Blake, one of the most influential local authority figures in the country, said teachers had been working “flat out” to support vulnerable children and those of key workers but that there remained outstanding concerns about social distancing, staffing and the rate of local infection.

She said the government’s handling of the reopening of schools had “really led to a loss of confidence” and added:

What we’re asking for is flexibility. Schools want to open, they want to be teaching their children, so let’s move away from an arbitrary date and work with our schools. Government needs to understand that they need to take local factors into account [and] if they’d done that from the start I don’t think we’d be in the position we’re in today.

Updated

Welcome

Good morning and welcome to our live coverage of all the UK developments on the coronavirus epidemic.

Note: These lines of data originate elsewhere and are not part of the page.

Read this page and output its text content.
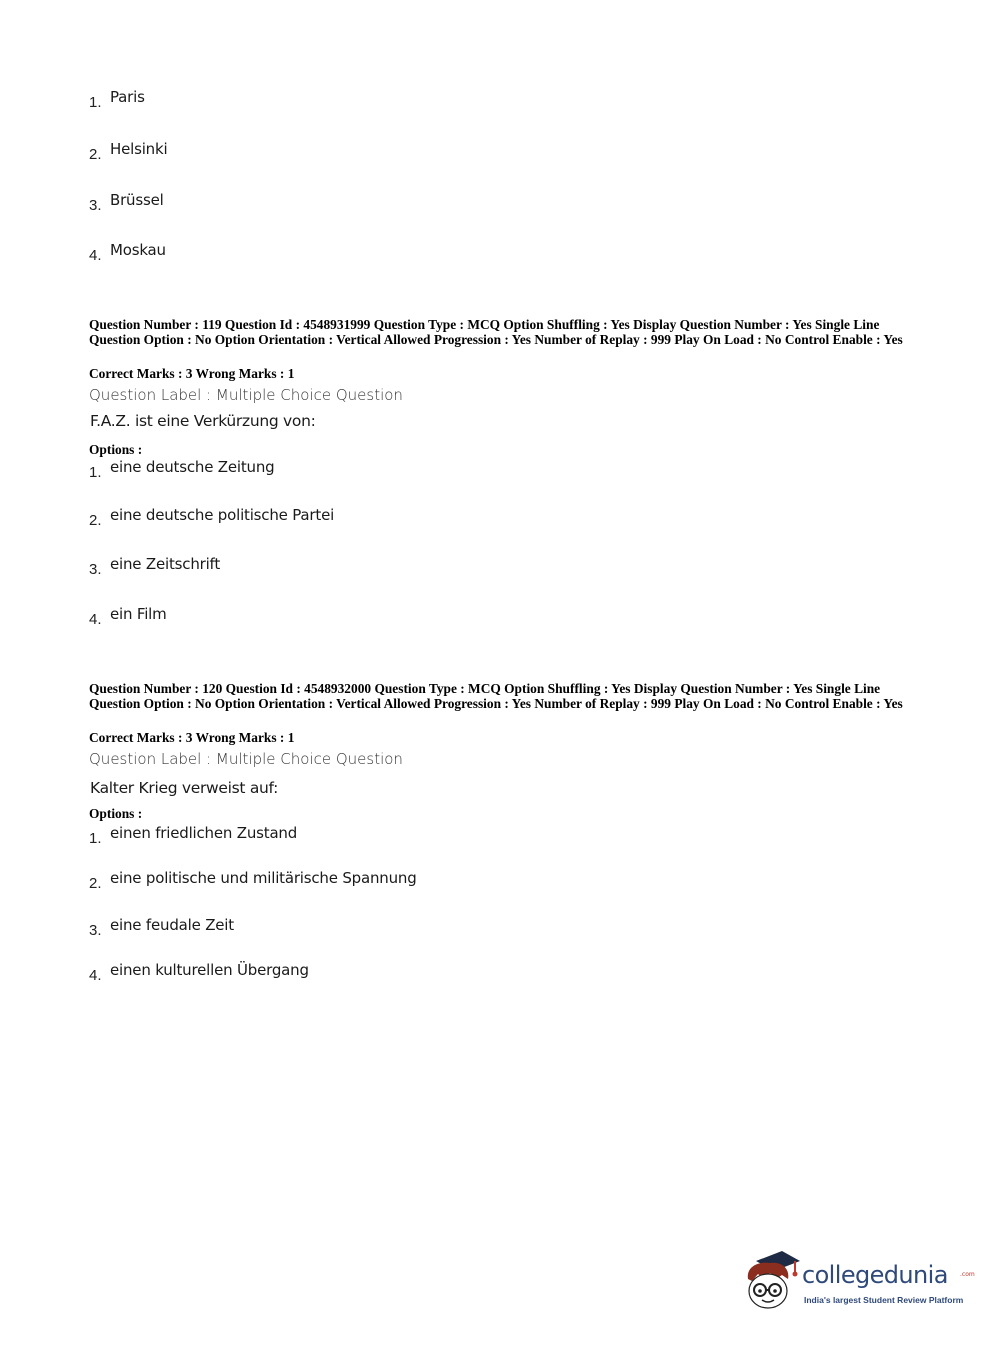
1. Paris
2. Helsinki
3. Brüssel
4. Moskau
Question Number : 119 Question Id : 4548931999 Question Type : MCQ Option Shuffling : Yes Display Question Number : Yes Single Line Question Option : No Option Orientation : Vertical Allowed Progression : Yes Number of Replay : 999 Play On Load : No Control Enable : Yes
Correct Marks : 3 Wrong Marks : 1
Question Label : Multiple Choice Question
F.A.Z. ist eine Verkürzung von:
Options :
1. eine deutsche Zeitung
2. eine deutsche politische Partei
3. eine Zeitschrift
4. ein Film
Question Number : 120 Question Id : 4548932000 Question Type : MCQ Option Shuffling : Yes Display Question Number : Yes Single Line Question Option : No Option Orientation : Vertical Allowed Progression : Yes Number of Replay : 999 Play On Load : No Control Enable : Yes
Correct Marks : 3 Wrong Marks : 1
Question Label : Multiple Choice Question
Kalter Krieg verweist auf:
Options :
1. einen friedlichen Zustand
2. eine politische und militärische Spannung
3. eine feudale Zeit
4. einen kulturellen Übergang
collegedunia .com
India's largest Student Review Platform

Leading the bulletins this morning is the growing resistance from councils in England to reopen primary schools for some students from 1 June.

Eleven local authorities, overseeing more than 1,500 maintained schools, have now expressed opposition to the plan, including the Conservative-controlled Solihull council. Teaching unions have said they’re not convinced sending pupils back is safe.

Meanwhile, the mobile tracking app that had been considered crucial to the lifting of the lockdown will not be ready until June, it has emerged, only a week after Matt Hancock said it would be “rolling out in mid May”.

The deputy chief scientific adviser, Professor Angela McLean, said at the daily Downing Street press conference last night that running a rapid and reliable testing system was critical to ensure the UK safely eases lockdown restrictions. Asked whether she was confident that this system is currently in place, she said: “I think it’s getting better.”